OTHER ITEMS APPROVED
The Council adopted a Regulation enabling the authorities responsible for issuing registration certificates for vehicles to have access to the SIS (Schengen Information System) database, to help in the fight against vehicle-related crime (14238/04, 14238/04 ADD 1 and 8524/05).
This Regulation amends the provisions of the Schengen Convention which in 1990 set up the SIS, an electronic network between the Member States containing data on lost or stolen motor vehicles.
This Regulation is intended to supplement a Decision adopted by the Council in December 2004 on preventing vehicle crime, with the aim of establishing better cooperation within the EU.
According to the estimates quoted in the 2004 Decision, 1,2 million motor vehicles are stolen in the EU each year, of which 30 to 40% are stolen by organised crime, causing damages amounting to at least EUR 15 billion per year.
The Council approved:
The Council adopted a Regulation amending Regulation (EC) No 539/2001 by a qualified majority, with Poland and the Czech Republic voting against.
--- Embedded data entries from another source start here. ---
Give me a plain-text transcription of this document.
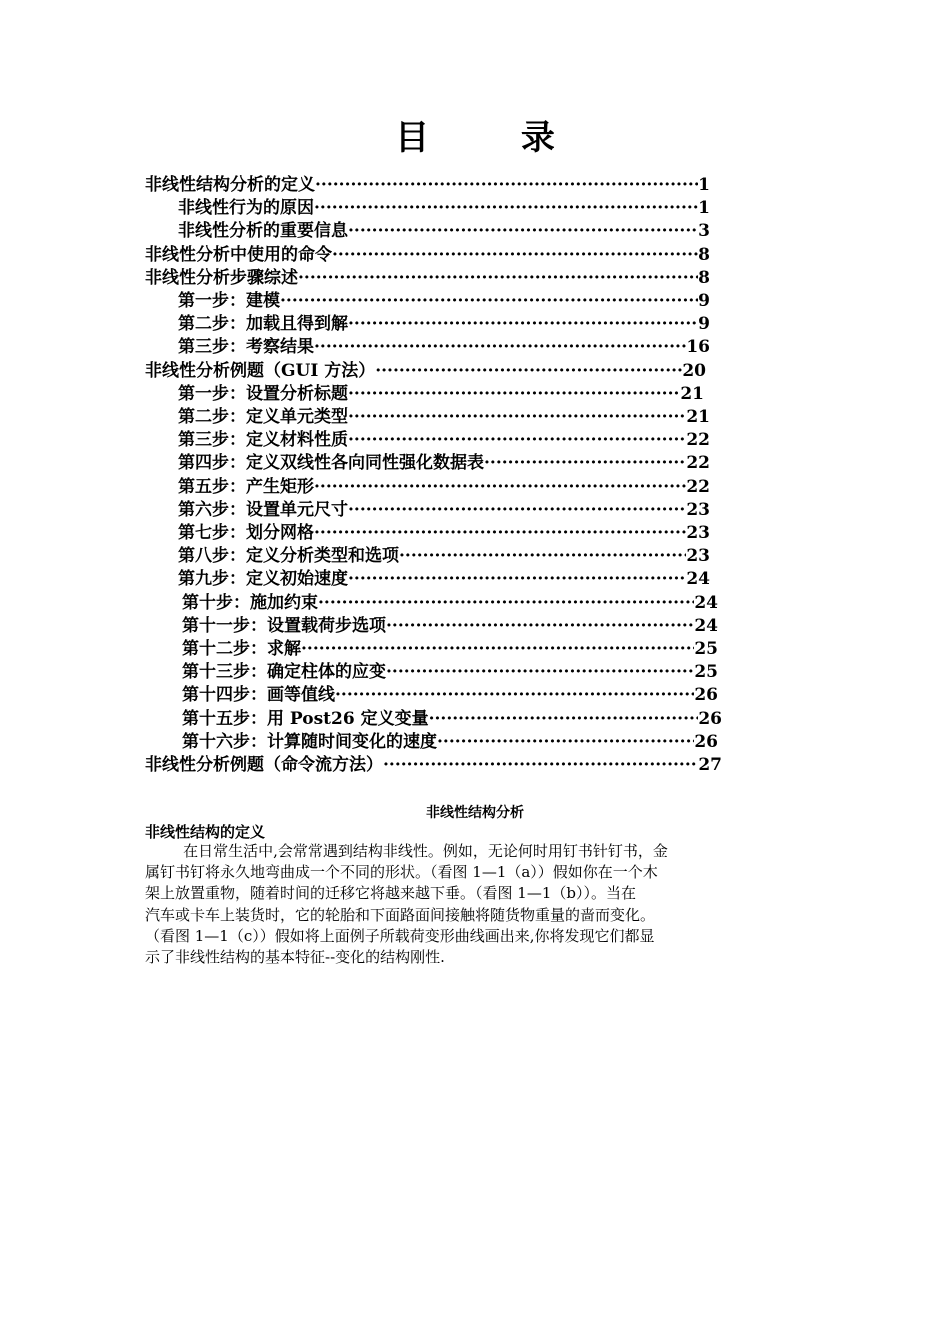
目 录
非线性结构分析的定义 ·····	1
非线性行为的原因 ·····	1
非线性分析的重要信息 ·····	3
非线性分析中使用的命令 ·····	8
非线性分析步骤综述 ·····	8
第一步：建模 ·····	9
第二步：加载且得到解 ·····	9
第三步：考察结果 ·····	16
非线性分析例题（GUI 方法） ·····	20
第一步：设置分析标题 ·····	21
第二步：定义单元类型 ·····	21
第三步：定义材料性质 ·····	22
第四步：定义双线性各向同性强化数据表 ·····	22
第五步：产生矩形 ·····	22
第六步：设置单元尺寸 ·····	23
第七步：划分网格 ·····	23
第八步：定义分析类型和选项 ·····	23
第九步：定义初始速度 ·····	24
第十步：施加约束 ·····	24
第十一步：设置载荷步选项 ·····	24
第十二步：求解 ·····	25
第十三步：确定柱体的应变 ·····	25
第十四步：画等值线 ·····	26
第十五步：用 Post26 定义变量 ·····	26
第十六步：计算随时间变化的速度 ·····	26
非线性分析例题（命令流方法） ·····	27
非线性结构分析
非线性结构的定义
在日常生活中,会常常遇到结构非线性。例如，无论何时用钉书针钉书，金
属钉书钉将永久地弯曲成一个不同的形状。（看图 1—1（a））假如你在一个木
架上放置重物，随着时间的迁移它将越来越下垂。（看图 1—1（b））。当在
汽车或卡车上装货时，它的轮胎和下面路面间接触将随货物重量的啬而变化。
（看图 1—1（c））假如将上面例子所载荷变形曲线画出来,你将发现它们都显
示了非线性结构的基本特征--变化的结构刚性.
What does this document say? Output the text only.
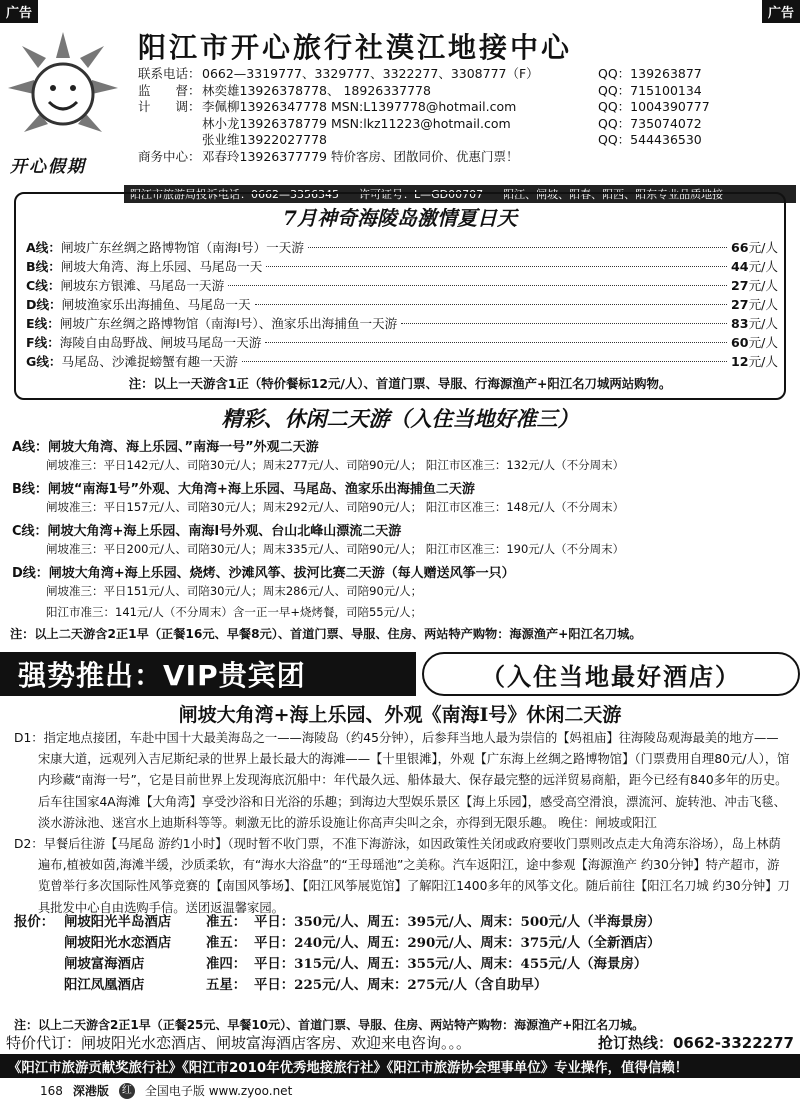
广告	广告
开心假期
阳江市开心旅行社漠江地接中心
联系电话：0662—3319777、3329777、3322277、3308777（F）
监　　督：林奕雄13926378778、 18926337778
计　　调：李佩柳13926347778 MSN:L1397778@hotmail.com
林小龙13926378779 MSN:lkz11223@hotmail.com
张业维13922027778
商务中心：邓春玲13926377779 特价客房、团散同价、优惠门票！
QQ：139263877
QQ：715100134
QQ：1004390777
QQ：735074072
QQ：544436530
阳江市旅游局投诉电话：0662—3356345 许可证号：L—GD00707 阳江、闸坡、阳春、阳西、阳东专业品质地接
7月神奇海陵岛激情夏日天
A线： 闸坡广东丝绸之路博物馆（南海Ⅰ号）一天游	66 元/人
B线： 闸坡大角湾、海上乐园、马尾岛一天	44 元/人
C线： 闸坡东方银滩、马尾岛一天游	27 元/人
D线： 闸坡渔家乐出海捕鱼、马尾岛一天	27 元/人
E线： 闸坡广东丝绸之路博物馆（南海Ⅰ号）、渔家乐出海捕鱼一天游	83 元/人
F线： 海陵自由岛野战、闸坡马尾岛一天游	60 元/人
G线： 马尾岛、沙滩捉螃蟹有趣一天游	12 元/人
注：以上一天游含1正（特价餐标12元/人）、首道门票、导服、行海源渔产+阳江名刀城两站购物。
精彩、休闲二天游（入住当地好准三）
A线：闸坡大角湾、海上乐园、”南海一号”外观二天游
闸坡准三：平日142元/人、司陪30元/人；周末277元/人、司陪90元/人； 阳江市区准三：132元/人（不分周末）
B线：闸坡“南海1号”外观、大角湾+海上乐园、马尾岛、渔家乐出海捕鱼二天游
闸坡准三：平日157元/人、司陪30元/人；周末292元/人、司陪90元/人； 阳江市区准三：148元/人（不分周末）
C线：闸坡大角湾+海上乐园、南海Ⅰ号外观、台山北峰山漂流二天游
闸坡准三：平日200元/人、司陪30元/人；周末335元/人、司陪90元/人； 阳江市区准三：190元/人（不分周末）
D线：闸坡大角湾+海上乐园、烧烤、沙滩风筝、拔河比赛二天游（每人赠送风筝一只）
闸坡准三：平日151元/人、司陪30元/人；周末286元/人、司陪90元/人；
阳江市准三：141元/人（不分周末）含一正一早+烧烤餐，司陪55元/人；
注：以上二天游含2正1早（正餐16元、早餐8元）、首道门票、导服、住房、两站特产购物：海源渔产+阳江名刀城。
强势推出：VIP贵宾团	（入住当地最好酒店）
闸坡大角湾+海上乐园、外观《南海Ⅰ号》休闲二天游

D1：指定地点接团，车赴中国十大最美海岛之一——海陵岛（约45分钟），后参拜当地人最为崇信的【妈祖庙】往海陵岛观海最美的地方——宋康大道，远观列入吉尼斯纪录的世界上最长最大的海滩——【十里银滩】，外观【广东海上丝绸之路博物馆】（门票费用自理80元/人），馆内珍藏“南海一号”，它是目前世界上发现海底沉船中：年代最久远、船体最大、保存最完整的远洋贸易商船，距今已经有840多年的历史。后车往国家4A海滩【大角湾】享受沙浴和日光浴的乐趣；到海边大型娱乐景区【海上乐园】，感受高空滑浪，漂流河、旋转池、冲击飞毯、淡水游泳池、迷宫水上迪斯科等等。刺激无比的游乐设施让你高声尖叫之余，亦得到无限乐趣。 晚住：闸坡或阳江

D2：早餐后往游【马尾岛 游约1小时】（现时暂不收门票，不准下海游泳，如因政策性关闭或政府要收门票则改点走大角湾东浴场），岛上林荫遍布,植被如茵,海滩半缓，沙质柔软，有“海水大浴盘”的“王母瑶池”之美称。汽车返阳江，途中参观【海源渔产 约30分钟】特产超市，游览曾举行多次国际性风筝竞赛的【南国风筝场】、【阳江风筝展览馆】了解阳江1400多年的风筝文化。随后前往【阳江名刀城 约30分钟】刀具批发中心自由选购手信。送团返温馨家园。

报价： 闸坡阳光半岛酒店	准五： 平日：350元/人、周五：395元/人、周末：500元/人（半海景房）
闸坡阳光水恋酒店	准五： 平日：240元/人、周五：290元/人、周末：375元/人（全新酒店）
闸坡富海酒店	准四： 平日：315元/人、周五：355元/人、周末：455元/人（海景房）
阳江凤凰酒店	五星： 平日：225元/人、周末：275元/人（含自助早）
注：以上二天游含2正1早（正餐25元、早餐10元）、首道门票、导服、住房、两站特产购物：海源渔产+阳江名刀城。
特价代订：闸坡阳光水恋酒店、闸坡富海酒店客房、欢迎来电咨询。。。	抢订热线：0662-3322277
《阳江市旅游贡献奖旅行社》《阳江市2010年优秀地接旅行社》《阳江市旅游协会理事单位》专业操作，值得信赖！
168 深港版	红 全国电子版 www.zyoo.net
The Regulation lists the third countries whose nationals must be in possession of visas when crossing the external borders of the Member States, and those whose nationals are exempt from that requirement as regards the reciprocity mechanism (6762/05 + 8985/1/05).
The mechanism provided for in Regulation No 539/2001 has proved unsuitable for dealing with situations of non-reciprocity in which a third country maintains or introduces a visa requirement for nationals from one or more Member States, so that the mechanism needs to be adapted to make it effective.
The list of third countries is unchanged from that in Regulation No 539/2001.
The Council adopted an indicative timetable, organisational and procedural arrangements and a list of themes to be evaluated in the ten new Member States before SIS II becomes operational in 2007.
The Council also approved conclusions on follow-up to the Schengen evaluation of Spain and Italy.
The Council adopted Decisions approving the conclusion of Framework Agreements with Albania, Bosnia and Herzegovina, Croatia, and Serbia and Montenegro, as well as a Protocol with the former Yugoslav Republic of Macedonia on the general principles for the participation of these countries in Community programmes (5532/05).
 The Council accepted the three amendments passed by the European Parliament at second reading under the codecision procedure.